BANDARLAMPUNG – (PeNa), Kejaksaan Tinggi (Kejati) Lampung resmi menetapkan mantan Bupati Pesawaran, Dendi Ramadhona, sebagai tersangka kasus dugaan korupsi proyek Dana Alokasi Khusus (DAK) Fisik Bidang Air Minum dan Sistem Penyediaan Air Minum (SPAM) jaringan perpipaan tahun anggaran 2022.
Selain Dendi, penyidik juga menjerat empat orang lainnya, yakni mantan Kepala Dinas PUPR Pesawaran Zainal Fikri, serta tiga pihak swasta berinisial Syahril, Atal, dan S.
Penetapan kelima tersangka diumumkan pada Senin (27/10/2025), setelah tim penyidik Bidang Pidana Khusus Kejati Lampung menemukan alat bukti yang dinilai cukup.
“Kelima tersangka ditetapkan melalui lima surat penetapan yang dikeluarkan hari ini. Mereka diduga kuat terlibat dalam penyimpangan pelaksanaan proyek SPAM senilai Rp8,2 miliar,” kata Asisten Pidana Khusus (Aspidsus) Kejati Lampung, Armen Wijaya, Senin (27/10/2025).
Modus: Ubah Rencana Proyek dan Pinjam Bendera Perusahaan
Kasus ini bermula pada 2021 ketika Pemkab Pesawaran melalui Dinas Perumahan Rakyat dan Kawasan Permukiman (Perkim) mengajukan usulan DAK Fisik Air Minum senilai Rp10 miliar ke Kementerian PUPR. Dari total usulan itu, disetujui Rp8,2 miliar untuk tahun anggaran 2022.

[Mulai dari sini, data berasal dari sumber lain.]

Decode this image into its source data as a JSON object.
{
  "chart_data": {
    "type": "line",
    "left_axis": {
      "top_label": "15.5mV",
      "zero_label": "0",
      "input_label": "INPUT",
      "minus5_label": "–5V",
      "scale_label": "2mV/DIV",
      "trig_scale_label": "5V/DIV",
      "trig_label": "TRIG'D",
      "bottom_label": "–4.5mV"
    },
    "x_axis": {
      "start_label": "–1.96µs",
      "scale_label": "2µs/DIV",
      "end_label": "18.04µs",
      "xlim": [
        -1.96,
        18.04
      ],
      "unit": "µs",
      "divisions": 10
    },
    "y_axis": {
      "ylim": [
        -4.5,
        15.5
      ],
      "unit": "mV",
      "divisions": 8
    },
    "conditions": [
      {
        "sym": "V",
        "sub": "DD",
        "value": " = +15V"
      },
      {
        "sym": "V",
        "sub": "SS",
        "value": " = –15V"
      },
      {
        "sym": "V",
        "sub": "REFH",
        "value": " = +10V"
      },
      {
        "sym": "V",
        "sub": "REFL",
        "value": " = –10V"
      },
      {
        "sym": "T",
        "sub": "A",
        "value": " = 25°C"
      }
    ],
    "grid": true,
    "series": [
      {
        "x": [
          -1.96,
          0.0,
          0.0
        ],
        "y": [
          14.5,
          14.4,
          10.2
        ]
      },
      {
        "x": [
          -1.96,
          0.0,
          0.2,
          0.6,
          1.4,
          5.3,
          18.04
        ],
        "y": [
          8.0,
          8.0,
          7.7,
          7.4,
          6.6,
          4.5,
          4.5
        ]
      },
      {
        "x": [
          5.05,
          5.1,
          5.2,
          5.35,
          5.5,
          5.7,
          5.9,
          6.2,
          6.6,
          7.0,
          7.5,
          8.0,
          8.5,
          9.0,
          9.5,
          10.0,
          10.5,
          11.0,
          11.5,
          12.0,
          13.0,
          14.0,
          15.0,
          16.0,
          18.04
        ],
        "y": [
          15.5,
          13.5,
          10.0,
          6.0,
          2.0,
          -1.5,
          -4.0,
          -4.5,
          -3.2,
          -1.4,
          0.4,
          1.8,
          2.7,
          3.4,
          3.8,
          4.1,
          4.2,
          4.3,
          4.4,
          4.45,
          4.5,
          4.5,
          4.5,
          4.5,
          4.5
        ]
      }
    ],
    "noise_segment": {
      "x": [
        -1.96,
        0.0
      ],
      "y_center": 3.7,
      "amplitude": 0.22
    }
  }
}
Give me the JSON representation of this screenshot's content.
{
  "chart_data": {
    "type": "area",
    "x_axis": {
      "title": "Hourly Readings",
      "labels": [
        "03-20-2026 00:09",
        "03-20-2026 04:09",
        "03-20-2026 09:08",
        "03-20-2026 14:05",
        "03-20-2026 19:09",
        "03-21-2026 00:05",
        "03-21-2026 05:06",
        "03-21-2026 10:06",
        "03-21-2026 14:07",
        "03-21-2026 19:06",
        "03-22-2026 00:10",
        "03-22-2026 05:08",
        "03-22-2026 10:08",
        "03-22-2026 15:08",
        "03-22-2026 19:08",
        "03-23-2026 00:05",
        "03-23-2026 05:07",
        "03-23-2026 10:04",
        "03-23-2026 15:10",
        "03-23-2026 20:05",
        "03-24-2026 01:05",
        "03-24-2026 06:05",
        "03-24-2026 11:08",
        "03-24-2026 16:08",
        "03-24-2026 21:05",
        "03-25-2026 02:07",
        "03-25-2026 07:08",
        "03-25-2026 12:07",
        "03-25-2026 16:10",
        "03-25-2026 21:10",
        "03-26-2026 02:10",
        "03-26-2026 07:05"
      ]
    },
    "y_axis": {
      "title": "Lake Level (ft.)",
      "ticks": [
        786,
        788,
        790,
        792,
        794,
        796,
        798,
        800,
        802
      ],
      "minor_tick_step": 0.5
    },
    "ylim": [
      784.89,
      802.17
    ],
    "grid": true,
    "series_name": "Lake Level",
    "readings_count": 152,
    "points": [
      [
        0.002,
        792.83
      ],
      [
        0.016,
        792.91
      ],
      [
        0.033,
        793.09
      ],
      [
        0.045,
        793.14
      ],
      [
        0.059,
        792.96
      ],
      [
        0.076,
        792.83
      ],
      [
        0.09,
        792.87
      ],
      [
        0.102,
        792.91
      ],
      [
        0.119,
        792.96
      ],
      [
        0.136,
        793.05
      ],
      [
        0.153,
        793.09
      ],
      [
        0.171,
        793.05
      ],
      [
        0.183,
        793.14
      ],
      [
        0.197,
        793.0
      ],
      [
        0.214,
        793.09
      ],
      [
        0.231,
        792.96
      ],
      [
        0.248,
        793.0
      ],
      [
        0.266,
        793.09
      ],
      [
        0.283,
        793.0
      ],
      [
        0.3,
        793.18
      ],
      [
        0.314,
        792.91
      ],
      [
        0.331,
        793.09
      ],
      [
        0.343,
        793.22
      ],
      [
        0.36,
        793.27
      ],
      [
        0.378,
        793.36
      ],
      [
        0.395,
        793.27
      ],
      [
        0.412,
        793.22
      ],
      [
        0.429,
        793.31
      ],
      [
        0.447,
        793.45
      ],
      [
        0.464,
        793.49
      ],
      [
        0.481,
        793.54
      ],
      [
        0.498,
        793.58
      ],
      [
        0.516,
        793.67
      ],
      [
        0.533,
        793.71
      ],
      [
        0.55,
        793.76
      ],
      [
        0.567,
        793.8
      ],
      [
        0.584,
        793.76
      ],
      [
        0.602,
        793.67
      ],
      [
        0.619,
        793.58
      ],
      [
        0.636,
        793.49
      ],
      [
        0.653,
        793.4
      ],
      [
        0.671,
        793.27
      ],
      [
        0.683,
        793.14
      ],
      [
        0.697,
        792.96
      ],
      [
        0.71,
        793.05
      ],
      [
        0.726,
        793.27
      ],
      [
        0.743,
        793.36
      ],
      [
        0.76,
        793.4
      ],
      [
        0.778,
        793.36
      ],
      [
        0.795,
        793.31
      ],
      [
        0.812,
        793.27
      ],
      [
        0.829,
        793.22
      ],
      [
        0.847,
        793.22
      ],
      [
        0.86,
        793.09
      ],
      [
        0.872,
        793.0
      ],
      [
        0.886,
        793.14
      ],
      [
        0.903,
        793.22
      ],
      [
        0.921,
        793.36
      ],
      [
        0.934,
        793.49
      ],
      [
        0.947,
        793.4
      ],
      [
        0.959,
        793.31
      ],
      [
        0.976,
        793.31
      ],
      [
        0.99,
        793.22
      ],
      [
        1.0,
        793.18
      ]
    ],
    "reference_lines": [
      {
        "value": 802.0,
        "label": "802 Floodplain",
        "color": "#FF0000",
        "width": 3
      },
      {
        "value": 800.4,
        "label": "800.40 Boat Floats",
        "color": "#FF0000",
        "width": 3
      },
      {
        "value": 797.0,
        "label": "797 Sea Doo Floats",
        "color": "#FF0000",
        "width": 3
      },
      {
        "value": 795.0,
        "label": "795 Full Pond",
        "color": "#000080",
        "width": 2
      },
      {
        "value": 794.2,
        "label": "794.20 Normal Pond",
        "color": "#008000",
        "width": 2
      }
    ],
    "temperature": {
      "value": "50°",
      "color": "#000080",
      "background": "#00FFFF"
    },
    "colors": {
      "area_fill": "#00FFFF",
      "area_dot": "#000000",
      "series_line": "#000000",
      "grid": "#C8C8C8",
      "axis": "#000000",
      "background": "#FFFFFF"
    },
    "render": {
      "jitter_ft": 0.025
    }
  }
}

Namun, proyek tersebut justru dikerjakan oleh Dinas PUPR dengan alasan adanya perubahan struktur organisasi. Dalam pelaksanaannya, perencanaan proyek dibuat ulang dan tidak sesuai dengan dokumen awal yang telah disetujui Kementerian PUPR.
“Perubahan tersebut membuat pelaksanaan di lapangan melenceng dari tujuan program nasional. Akibatnya, negara dirugikan karena target layanan air minum tidak tercapai,” jelas Armen.
Penyidik menduga tiga tersangka dari pihak swasta hanya meminjam nama perusahaan (pinjam bendera) untuk memenangkan tender proyek dan mengatur aliran dana bersama pejabat terkait.
Ditahan 20 Hari, Barang Bukti Disita
Kelima tersangka dijerat dengan Pasal 2 Ayat (1) jo Pasal 18 Undang-Undang Nomor 31 Tahun 1999 tentang Pemberantasan Tindak Pidana Korupsi sebagaimana diubah dengan UU Nomor 20 Tahun 2001, juncto Pasal 55 Ayat (1) ke-1 KUHP, serta subsider Pasal 3 undang-undang yang sama.
Untuk kepentingan penyidikan, seluruh tersangka ditahan selama 20 hari ke depan di Rutan Way Hui dan Rutan Polresta Bandar Lampung.
“Selain menahan para tersangka, penyidik juga menyita sejumlah barang bukti seperti mobil, tas, sertifikat tanah, dan dokumen proyek yang diduga terkait kasus korupsi ini,” ujar Armen.
Armen menegaskan Kejati Lampung berkomitmen menuntaskan perkara tersebut secara transparan.
“Kami akan terus menelusuri aliran dana dan menindak tegas setiap penyalahgunaan keuangan negara,” tegasnya.